We’ve got David Lowenthal: “History in isolation is barren and lifeless; relics mean only what history and memory convey.” Page Putnam Miller: “Historic resources physically link us to our past, stimulating our imagination and assisting us in better understanding and appreciating the past.” James Traub: “It is, at bottom, a question of belief. Museums must start with the premise that visitors treasure the experience of seeing unique objects in a setting that deepens our understanding of them.” And a half-dozen more, all the good bits from the best museum-studies curriculum on the wall.

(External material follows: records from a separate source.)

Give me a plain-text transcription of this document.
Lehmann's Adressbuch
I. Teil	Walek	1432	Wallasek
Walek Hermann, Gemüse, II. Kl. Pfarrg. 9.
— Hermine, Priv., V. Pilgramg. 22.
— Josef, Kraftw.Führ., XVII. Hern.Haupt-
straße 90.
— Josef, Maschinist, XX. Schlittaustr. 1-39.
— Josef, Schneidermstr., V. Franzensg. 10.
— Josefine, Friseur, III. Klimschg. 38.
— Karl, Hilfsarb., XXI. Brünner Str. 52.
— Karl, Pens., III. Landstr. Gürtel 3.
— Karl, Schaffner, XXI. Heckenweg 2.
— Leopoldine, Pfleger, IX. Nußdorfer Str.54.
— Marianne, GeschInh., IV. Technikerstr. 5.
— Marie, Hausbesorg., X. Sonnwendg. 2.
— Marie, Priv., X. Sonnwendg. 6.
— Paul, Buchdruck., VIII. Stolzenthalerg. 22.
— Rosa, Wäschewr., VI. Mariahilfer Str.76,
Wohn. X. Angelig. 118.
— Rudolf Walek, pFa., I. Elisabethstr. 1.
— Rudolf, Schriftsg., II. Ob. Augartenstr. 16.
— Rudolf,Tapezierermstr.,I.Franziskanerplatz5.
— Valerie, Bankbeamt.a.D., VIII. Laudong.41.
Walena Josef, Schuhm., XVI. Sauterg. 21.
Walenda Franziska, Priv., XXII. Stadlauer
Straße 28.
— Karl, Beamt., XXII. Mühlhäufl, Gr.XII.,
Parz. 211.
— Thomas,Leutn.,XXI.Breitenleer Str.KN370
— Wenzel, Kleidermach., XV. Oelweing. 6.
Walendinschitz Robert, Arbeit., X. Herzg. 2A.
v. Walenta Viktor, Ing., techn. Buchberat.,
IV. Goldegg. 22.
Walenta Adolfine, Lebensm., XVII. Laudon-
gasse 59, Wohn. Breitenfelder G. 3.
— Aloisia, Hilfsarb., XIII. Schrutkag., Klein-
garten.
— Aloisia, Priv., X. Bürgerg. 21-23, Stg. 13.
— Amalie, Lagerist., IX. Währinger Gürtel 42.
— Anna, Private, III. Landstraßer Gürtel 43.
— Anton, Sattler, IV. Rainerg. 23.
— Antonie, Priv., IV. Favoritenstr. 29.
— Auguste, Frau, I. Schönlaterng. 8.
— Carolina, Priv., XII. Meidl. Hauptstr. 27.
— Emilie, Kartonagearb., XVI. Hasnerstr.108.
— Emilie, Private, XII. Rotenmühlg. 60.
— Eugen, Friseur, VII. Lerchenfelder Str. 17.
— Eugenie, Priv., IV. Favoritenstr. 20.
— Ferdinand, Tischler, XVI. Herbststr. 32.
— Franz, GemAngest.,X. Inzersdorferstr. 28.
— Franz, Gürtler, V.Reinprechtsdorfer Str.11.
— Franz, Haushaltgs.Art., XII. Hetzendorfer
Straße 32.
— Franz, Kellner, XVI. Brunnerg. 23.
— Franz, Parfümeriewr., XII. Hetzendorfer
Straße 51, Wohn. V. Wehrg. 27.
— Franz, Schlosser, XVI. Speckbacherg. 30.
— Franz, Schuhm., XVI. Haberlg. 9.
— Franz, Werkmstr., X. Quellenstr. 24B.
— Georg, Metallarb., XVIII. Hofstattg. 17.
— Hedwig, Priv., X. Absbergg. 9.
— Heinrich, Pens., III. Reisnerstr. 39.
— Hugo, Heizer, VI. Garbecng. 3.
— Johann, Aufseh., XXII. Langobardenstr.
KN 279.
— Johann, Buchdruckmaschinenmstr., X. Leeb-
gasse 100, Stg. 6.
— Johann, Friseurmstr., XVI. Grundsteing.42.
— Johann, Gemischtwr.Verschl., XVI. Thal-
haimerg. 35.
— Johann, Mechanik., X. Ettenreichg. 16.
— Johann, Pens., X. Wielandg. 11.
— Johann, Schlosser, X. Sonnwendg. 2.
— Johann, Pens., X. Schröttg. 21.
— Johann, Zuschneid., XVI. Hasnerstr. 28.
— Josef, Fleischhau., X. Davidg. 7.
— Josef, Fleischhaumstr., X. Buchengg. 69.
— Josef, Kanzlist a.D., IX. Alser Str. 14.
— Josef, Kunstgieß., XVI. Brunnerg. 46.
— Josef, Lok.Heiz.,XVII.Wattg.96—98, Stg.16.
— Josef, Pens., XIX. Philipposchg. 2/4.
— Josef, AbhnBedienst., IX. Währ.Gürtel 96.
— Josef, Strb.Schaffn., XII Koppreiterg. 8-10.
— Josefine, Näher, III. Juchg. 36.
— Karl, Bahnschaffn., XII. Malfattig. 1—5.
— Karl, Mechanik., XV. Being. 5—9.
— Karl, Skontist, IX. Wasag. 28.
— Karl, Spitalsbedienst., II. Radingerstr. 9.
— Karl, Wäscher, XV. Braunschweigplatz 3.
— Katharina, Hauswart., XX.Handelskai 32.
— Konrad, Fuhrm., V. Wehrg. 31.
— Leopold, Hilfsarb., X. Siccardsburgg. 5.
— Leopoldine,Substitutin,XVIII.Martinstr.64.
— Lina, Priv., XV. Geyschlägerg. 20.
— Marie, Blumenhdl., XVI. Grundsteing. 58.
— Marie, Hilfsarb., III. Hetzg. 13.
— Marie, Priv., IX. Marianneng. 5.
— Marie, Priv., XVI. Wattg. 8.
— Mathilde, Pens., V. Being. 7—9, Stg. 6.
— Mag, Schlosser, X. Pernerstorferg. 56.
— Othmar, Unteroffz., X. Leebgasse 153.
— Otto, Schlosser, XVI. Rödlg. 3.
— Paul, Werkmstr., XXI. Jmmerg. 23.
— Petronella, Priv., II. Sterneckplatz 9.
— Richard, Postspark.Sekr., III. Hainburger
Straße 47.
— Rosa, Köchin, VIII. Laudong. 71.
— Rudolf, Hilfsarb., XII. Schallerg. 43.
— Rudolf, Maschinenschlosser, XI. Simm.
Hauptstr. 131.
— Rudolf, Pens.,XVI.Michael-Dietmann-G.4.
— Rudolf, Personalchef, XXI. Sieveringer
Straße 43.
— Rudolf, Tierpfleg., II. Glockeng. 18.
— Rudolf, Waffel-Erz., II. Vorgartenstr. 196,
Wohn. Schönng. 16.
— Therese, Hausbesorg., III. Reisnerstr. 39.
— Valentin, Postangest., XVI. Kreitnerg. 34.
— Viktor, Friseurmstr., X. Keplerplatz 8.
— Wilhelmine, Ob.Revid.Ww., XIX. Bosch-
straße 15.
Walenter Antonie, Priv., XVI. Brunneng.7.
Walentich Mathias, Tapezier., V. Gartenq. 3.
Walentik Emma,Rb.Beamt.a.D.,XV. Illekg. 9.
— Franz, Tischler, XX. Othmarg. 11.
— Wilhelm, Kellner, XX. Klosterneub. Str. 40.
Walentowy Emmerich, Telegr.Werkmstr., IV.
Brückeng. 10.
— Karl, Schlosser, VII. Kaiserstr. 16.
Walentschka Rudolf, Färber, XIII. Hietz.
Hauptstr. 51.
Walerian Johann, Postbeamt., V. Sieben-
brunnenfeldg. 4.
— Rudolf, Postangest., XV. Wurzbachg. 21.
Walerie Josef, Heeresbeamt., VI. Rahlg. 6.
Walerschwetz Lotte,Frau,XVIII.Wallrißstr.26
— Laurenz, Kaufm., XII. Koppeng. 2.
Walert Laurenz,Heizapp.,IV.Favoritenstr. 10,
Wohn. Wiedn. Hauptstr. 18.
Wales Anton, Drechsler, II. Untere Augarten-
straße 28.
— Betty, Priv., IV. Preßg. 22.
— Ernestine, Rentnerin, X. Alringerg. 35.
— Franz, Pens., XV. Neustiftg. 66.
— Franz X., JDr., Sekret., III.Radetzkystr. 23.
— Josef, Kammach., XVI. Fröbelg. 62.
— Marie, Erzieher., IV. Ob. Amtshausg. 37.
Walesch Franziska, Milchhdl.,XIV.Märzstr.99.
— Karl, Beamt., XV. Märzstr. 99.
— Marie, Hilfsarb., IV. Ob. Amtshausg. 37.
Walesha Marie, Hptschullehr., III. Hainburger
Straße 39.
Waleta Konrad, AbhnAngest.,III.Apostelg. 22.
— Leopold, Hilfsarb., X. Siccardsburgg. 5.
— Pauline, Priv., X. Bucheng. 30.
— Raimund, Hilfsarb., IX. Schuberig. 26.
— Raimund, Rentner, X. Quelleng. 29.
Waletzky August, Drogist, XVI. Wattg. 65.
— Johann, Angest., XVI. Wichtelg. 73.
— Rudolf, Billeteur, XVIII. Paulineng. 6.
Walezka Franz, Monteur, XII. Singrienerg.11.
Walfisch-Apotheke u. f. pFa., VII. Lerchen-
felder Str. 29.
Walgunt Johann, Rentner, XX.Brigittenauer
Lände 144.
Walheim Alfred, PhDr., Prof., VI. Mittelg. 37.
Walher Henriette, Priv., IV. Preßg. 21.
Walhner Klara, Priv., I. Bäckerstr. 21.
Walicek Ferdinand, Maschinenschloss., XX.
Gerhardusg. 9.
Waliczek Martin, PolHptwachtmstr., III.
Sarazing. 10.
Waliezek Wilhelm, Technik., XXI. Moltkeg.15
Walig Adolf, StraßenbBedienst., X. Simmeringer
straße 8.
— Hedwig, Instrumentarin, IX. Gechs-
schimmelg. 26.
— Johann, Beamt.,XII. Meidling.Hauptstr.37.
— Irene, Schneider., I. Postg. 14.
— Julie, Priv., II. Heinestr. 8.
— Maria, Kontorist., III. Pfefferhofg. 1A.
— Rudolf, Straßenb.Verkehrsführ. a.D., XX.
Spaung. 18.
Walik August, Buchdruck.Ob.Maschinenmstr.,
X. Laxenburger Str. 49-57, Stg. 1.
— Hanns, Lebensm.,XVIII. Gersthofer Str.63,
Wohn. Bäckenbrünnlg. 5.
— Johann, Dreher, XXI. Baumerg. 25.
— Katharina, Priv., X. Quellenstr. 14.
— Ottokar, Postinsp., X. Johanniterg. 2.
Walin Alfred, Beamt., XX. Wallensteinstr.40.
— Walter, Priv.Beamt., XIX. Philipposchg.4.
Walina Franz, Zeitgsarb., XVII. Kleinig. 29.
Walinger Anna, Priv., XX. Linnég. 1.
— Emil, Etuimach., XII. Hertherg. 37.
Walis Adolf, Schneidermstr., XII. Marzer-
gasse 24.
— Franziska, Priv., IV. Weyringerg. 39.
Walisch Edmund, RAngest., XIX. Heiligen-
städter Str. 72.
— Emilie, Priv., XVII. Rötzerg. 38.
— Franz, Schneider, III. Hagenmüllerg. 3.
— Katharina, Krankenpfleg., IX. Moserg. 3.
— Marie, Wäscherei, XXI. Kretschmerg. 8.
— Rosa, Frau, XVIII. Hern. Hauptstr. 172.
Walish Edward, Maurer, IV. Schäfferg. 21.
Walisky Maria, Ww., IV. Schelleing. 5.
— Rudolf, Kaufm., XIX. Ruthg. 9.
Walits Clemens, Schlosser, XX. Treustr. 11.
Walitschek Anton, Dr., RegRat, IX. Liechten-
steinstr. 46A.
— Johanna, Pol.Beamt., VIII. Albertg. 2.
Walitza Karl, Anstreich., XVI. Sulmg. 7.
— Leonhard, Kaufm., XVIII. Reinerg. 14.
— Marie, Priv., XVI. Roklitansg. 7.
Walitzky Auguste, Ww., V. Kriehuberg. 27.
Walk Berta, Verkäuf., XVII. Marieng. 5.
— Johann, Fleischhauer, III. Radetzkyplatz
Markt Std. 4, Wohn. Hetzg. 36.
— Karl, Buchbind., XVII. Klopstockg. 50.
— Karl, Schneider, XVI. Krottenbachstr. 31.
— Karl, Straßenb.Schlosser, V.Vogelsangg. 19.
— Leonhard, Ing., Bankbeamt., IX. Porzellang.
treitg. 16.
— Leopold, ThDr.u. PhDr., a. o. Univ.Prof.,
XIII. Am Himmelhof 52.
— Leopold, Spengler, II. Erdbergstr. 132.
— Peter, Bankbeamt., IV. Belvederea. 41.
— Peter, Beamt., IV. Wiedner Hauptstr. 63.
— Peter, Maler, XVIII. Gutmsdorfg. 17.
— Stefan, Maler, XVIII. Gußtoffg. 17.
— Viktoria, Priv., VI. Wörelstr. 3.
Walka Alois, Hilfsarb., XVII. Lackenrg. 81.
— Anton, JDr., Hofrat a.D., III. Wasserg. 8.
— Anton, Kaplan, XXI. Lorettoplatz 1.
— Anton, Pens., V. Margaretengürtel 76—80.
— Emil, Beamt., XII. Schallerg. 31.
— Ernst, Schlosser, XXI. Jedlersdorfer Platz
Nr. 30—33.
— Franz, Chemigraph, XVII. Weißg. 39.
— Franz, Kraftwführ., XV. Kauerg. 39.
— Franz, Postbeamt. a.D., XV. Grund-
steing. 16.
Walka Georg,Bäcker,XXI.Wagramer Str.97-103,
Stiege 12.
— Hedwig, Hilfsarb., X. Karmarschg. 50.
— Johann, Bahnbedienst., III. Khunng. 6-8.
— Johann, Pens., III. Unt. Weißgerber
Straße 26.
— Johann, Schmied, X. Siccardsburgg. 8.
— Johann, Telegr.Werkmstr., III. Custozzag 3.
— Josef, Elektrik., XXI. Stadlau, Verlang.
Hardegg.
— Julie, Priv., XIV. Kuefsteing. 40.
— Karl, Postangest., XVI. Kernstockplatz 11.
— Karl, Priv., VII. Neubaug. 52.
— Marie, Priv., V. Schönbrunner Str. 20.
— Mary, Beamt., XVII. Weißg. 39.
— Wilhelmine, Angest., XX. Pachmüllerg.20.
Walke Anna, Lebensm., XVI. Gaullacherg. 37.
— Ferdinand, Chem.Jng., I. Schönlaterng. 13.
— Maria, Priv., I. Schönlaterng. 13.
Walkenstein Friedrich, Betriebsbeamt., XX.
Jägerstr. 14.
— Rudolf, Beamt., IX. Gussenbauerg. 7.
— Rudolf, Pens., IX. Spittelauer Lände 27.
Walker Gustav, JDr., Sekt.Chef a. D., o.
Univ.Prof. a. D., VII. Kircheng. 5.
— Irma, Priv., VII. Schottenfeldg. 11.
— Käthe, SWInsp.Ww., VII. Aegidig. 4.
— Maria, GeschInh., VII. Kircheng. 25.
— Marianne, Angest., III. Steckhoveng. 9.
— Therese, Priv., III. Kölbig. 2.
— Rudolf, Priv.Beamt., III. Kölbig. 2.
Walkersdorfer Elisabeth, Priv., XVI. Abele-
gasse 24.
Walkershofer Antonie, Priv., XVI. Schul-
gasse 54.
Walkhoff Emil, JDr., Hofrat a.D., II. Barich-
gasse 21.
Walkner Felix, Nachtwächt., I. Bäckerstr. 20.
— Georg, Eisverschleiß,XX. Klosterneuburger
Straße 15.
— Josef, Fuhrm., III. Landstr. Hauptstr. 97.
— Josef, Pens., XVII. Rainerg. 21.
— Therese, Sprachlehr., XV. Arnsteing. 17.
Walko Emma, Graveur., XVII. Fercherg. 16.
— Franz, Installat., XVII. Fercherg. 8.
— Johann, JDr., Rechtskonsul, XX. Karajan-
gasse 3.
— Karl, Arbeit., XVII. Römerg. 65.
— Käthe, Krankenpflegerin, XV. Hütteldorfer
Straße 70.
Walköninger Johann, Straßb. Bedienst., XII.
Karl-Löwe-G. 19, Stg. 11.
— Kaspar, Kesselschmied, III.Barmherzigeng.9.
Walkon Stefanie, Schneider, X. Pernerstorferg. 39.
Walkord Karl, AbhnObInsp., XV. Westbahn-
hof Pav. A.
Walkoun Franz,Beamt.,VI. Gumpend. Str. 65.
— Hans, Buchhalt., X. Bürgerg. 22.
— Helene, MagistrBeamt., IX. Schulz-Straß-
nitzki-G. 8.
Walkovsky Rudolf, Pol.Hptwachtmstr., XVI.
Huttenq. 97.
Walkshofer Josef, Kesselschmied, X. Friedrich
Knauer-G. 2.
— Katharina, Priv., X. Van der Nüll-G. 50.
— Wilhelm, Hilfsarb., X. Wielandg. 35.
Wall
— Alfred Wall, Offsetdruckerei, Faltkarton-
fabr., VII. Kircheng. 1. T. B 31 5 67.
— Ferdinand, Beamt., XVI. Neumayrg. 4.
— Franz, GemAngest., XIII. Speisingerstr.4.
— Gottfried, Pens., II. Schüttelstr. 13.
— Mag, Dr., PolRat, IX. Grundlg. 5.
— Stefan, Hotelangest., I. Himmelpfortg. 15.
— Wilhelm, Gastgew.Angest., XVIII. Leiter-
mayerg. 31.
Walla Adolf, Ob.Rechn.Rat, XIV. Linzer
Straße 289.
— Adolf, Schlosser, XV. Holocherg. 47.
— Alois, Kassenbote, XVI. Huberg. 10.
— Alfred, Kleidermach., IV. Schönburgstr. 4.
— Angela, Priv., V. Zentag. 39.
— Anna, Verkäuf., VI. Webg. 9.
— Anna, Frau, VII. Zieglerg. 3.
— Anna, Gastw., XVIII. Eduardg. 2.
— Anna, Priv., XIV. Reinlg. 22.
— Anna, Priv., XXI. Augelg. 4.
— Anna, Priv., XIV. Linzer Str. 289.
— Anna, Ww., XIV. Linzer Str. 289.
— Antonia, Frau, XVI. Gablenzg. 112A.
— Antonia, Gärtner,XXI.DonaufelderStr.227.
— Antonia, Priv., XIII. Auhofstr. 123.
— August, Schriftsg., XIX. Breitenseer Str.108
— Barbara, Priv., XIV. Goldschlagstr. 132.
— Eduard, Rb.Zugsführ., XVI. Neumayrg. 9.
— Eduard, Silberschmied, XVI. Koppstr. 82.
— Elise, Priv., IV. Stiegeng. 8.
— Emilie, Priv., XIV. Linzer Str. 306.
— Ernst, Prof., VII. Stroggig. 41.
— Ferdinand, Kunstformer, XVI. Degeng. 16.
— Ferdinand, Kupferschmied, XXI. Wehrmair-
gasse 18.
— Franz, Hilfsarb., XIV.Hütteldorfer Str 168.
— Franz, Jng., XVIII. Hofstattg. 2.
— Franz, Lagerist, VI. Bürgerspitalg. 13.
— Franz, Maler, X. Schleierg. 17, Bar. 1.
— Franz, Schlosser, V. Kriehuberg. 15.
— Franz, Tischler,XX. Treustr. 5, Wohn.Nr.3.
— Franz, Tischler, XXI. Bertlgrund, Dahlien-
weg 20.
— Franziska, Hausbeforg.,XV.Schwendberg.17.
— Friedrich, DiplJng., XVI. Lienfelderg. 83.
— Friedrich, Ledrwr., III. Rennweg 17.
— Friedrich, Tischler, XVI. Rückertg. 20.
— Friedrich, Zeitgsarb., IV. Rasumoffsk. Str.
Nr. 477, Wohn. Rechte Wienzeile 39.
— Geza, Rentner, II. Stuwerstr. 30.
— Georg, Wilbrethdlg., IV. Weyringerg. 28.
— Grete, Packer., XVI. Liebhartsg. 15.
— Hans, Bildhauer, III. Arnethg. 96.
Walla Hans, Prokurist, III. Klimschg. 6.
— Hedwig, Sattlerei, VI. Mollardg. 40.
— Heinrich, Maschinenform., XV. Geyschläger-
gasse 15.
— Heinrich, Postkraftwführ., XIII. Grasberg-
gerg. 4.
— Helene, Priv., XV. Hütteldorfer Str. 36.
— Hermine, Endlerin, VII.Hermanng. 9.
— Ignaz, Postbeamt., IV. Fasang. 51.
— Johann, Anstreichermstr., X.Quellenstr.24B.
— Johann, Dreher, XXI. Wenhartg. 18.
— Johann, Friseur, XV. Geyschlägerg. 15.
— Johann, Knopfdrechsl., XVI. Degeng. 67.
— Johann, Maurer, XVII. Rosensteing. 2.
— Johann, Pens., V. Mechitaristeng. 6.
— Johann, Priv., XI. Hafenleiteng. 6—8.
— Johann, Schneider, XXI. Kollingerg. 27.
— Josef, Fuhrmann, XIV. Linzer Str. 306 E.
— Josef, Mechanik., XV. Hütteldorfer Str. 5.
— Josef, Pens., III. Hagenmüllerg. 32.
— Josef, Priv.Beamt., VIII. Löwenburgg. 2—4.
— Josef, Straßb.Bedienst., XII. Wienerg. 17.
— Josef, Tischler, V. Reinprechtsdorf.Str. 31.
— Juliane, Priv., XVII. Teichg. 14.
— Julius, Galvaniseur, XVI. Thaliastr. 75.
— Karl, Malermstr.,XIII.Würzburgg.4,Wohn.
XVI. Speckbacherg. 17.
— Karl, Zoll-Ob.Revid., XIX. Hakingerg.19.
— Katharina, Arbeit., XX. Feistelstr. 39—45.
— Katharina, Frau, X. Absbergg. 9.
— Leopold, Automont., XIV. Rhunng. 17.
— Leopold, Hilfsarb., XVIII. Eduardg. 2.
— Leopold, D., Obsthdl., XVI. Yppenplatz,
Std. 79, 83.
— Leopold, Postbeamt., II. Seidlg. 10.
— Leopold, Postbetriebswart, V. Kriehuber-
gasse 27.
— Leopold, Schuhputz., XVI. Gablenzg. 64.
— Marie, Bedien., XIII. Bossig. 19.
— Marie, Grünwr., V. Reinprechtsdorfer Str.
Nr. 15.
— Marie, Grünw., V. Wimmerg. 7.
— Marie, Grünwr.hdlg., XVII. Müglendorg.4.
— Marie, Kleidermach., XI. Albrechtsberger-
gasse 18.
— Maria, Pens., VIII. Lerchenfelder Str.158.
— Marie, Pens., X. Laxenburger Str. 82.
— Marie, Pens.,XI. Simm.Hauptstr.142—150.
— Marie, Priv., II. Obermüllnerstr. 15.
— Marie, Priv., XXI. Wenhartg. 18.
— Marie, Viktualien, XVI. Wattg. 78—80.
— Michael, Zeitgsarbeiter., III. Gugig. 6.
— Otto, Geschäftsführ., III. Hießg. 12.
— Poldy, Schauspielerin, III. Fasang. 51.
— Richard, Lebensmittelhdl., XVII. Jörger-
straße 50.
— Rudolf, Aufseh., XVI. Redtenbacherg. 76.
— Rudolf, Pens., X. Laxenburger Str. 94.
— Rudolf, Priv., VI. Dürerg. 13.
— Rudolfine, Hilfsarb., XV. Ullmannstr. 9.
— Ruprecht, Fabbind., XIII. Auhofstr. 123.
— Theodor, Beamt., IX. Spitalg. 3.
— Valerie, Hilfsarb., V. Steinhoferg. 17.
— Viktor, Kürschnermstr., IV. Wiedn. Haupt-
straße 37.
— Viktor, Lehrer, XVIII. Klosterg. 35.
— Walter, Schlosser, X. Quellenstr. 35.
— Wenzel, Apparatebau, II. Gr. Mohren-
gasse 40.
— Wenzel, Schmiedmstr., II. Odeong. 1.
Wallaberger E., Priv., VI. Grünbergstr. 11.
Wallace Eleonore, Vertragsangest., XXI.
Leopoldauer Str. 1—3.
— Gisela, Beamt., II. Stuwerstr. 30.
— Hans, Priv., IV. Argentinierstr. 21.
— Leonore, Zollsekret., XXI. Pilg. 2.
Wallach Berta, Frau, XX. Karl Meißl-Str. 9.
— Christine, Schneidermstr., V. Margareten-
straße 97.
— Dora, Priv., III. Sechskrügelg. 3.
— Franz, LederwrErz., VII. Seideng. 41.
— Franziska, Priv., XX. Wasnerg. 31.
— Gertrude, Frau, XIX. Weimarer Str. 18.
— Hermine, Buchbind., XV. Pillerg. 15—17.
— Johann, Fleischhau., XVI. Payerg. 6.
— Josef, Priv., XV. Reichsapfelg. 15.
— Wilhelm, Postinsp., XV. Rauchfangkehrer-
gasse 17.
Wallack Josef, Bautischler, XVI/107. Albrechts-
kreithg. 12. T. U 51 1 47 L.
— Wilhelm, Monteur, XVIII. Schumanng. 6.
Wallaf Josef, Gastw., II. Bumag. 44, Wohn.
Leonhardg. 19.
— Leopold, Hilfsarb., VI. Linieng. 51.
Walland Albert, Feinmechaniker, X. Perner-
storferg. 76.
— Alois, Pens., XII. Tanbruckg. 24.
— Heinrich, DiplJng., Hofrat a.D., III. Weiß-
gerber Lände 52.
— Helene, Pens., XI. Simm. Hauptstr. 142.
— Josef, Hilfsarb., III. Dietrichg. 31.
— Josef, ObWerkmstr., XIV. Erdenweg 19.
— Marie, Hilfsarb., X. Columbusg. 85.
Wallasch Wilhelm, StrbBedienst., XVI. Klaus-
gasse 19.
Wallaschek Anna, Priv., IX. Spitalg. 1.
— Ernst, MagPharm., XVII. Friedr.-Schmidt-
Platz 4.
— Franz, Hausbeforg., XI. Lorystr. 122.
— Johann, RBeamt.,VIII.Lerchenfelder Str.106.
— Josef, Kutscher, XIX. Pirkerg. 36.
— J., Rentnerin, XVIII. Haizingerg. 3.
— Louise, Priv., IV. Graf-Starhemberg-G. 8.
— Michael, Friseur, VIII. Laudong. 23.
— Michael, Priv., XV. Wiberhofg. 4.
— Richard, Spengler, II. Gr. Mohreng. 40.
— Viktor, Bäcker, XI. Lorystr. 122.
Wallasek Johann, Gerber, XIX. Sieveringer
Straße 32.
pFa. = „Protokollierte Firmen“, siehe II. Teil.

It worked for me, and I think museum students would get it. But I wonder if the juxtaposition of grand, often theoretical, words and sometimes unrelated objects makes the point to the general public. Gerda Lerner on selective memory (“Selective memory and the distorion of history have long been the powerful tool of oppressive regimes. It is worth noting that when subordinate groups have come to power they have tried to define and recover their history. This oft-repeated process testifies in its own way to the deeply felt need for a history of formerly oppressed peoples.”) makes sense next to objects relating to racial oppression, but some of the others seem less direct.
Still, the exhibit works. There are powerful objects next to thoughtful words. There’s space to move through the hall, to get some perspective. The design—and maybe it’s the large and elegantly-displayed text from those books—balances nicely the openness of the “let people other than curators talk” philosophy. The show doesn’t quite work as an introduction to Philadelphia history; it’s too episodic, with no narrative holding it together. That’s something that’s lost with the many-voices approach. But, for museum people, and for visitors who want to step back and consider what museums do, this show is a must-see.